Climate Experts Discuss Threats To Arizona And Possible Solutions
The Arizona Republic hosted a virtual climate panel discussion Friday to discuss how record heat, wildfires and water shortages are affecting communities across Arizona.
Panelists included former Arizona Gov. Bruce Babbitt, ASU Sustainability Professor Jennifer Vanos, Navajo Water Project Director Emma Robbins, and University of Arizona professor and environmental researcher Karletta Chief.
Babbitt, who also served as secretary of the Interior, says the lack of water management in rural Arizona, combined with rapid development in those areas, means the state could be facing a serious water crisis in the coming decades.
"I think the growth in the future is not going to be in Phoenix and Tucson," Babbitt said. "They're going to be moving retirement communities and growth into higher areas — the Verde Valley, the Patagonia area of southern Arizona, and the Colorado plateau. That's going to simply amplify the problem of good management."
Babbitt said Arizona lawmakers need to act soon if they want any hope of sustaining the state's population growth into the 22nd century.
“There’s going to be less water. We can ignore the problem and all leave in 50 years, or we can begin dealing with it now," he said. "If we manage it well, there will be enough. The state of Arizona, the Arizona Legislature has done virtually nothing. We’ve got to move on that, and move soon.”
Water issues are also prevalent on the Navajo Nation. Robbins, the director of the Navajo Water Project, explained how the drought conditions have led to the deaths of scores of wild horses and sheep. She says the drought's negative effects on the environment are hurting the Navajo community’s health and culture as well.
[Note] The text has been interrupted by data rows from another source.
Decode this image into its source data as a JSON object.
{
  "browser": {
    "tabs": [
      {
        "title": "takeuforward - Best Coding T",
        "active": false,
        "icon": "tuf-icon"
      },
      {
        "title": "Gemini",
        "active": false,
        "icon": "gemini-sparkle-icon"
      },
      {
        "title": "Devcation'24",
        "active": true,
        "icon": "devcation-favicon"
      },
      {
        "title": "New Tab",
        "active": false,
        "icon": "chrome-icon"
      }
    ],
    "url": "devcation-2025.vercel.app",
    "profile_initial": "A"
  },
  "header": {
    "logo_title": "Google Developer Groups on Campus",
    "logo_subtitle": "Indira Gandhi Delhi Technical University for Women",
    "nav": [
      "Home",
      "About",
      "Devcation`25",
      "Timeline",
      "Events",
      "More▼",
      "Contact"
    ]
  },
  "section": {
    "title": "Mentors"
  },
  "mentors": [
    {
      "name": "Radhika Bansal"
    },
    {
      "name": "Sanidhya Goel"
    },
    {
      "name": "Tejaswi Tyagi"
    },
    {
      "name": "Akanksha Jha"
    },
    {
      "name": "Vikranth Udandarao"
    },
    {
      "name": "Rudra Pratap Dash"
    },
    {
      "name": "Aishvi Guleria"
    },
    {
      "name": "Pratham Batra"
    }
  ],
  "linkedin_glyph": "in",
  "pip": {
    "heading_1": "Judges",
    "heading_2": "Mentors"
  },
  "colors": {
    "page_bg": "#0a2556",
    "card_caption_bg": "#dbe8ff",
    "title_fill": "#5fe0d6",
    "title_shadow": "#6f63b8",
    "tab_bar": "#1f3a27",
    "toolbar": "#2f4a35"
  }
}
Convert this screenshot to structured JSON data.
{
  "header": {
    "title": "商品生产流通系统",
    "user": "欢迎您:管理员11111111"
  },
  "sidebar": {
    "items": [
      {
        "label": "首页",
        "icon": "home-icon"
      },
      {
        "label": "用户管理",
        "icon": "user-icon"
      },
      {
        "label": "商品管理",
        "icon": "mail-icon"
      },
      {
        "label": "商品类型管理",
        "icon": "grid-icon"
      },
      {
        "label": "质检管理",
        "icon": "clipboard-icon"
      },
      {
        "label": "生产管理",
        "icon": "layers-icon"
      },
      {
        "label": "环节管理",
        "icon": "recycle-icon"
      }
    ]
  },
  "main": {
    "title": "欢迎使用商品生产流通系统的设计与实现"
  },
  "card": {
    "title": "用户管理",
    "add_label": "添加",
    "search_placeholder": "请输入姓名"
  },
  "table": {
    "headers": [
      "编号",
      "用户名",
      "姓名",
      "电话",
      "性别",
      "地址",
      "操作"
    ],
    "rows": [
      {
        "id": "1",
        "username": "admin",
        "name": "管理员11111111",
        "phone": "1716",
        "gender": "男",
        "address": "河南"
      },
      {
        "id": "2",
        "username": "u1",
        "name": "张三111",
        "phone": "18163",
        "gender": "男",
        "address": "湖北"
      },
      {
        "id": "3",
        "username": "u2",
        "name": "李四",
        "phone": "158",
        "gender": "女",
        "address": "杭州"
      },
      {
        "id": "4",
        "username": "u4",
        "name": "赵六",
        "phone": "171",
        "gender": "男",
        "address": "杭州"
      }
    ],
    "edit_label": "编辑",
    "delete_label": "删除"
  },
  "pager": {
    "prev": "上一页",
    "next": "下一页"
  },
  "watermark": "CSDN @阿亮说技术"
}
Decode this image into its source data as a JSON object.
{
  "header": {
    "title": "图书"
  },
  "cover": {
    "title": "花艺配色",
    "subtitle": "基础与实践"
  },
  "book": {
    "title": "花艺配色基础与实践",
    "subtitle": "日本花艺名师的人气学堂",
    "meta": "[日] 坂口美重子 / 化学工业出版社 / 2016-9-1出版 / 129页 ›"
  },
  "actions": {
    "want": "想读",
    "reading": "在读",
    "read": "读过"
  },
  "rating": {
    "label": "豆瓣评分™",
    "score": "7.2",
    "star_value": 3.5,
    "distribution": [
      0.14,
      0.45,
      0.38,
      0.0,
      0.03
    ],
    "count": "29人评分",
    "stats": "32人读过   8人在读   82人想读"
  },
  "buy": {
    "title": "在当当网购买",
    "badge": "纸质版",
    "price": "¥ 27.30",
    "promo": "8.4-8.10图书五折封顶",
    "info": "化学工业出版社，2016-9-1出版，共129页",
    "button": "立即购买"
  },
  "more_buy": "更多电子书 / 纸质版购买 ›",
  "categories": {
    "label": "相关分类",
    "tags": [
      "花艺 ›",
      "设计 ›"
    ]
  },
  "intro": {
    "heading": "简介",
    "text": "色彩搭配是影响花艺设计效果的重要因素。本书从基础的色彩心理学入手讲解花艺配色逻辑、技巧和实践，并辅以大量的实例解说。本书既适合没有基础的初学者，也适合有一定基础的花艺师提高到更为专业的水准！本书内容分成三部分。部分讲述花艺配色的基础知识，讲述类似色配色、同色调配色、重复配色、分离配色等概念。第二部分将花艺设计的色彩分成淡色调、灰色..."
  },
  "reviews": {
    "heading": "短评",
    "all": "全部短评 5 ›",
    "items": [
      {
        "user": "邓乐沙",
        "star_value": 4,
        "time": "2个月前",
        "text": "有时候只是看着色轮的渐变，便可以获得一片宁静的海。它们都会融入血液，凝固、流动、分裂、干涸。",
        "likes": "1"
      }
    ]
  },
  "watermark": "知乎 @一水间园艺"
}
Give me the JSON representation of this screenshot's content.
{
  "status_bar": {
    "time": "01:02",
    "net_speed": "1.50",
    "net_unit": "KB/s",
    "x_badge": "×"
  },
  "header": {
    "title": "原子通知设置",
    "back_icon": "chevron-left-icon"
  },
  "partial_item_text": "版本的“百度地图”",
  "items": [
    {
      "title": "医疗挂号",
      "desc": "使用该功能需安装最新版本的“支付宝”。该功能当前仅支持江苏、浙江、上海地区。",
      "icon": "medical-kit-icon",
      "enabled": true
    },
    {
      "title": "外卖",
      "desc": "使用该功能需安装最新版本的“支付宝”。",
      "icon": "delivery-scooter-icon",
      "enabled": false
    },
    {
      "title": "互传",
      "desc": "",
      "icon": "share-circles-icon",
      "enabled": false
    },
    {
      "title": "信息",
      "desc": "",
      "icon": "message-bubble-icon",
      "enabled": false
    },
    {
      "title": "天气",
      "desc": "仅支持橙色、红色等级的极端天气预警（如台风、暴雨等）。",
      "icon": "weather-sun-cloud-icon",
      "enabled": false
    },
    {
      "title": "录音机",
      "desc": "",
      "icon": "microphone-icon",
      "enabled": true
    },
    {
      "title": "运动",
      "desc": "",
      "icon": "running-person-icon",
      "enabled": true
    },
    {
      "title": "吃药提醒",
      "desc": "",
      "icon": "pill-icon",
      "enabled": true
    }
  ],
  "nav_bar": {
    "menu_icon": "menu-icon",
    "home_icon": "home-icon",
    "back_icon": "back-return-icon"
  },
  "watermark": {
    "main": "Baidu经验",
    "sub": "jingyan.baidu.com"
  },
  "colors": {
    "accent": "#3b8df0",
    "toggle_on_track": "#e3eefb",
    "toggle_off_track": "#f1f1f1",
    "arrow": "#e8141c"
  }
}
"That’s something that’s taking a chunk out of our culture," Robbins said. "It’s also pushing people to not be as resilient when it comes to gather their own water or their own food. So we’re seeing people who are relying on unhealthy food sources, which is a big issue. So it’s not just about weather or lack of water, it trickles down to other things as well."
Robbins says abandoned uranium and open-pit mines on the Navajo Nation have contaminated some of the drinking water sources — forcing many residents to rely on trucked-in water supplies.
Chief says she’d like to see more investment from the federal government to help tribes adapt their already-environmentally friendly practices.
"Indigenous people already have a lot of these green types of buildings such as arbor shades and kivas, and they also have existing farming techniques such as using drought resilient seeds and dryland farming," Chief said. "Engaging tribal communities in this conversation of adapting to climate change. I've been working with the Pyramid Lake Paiute Tribe for over 10 years and they have been leaders in talking about climate change."
Chief says with federal investment, these strategies could create sustainable native communities that are resilient in the face of an ever-changing climate.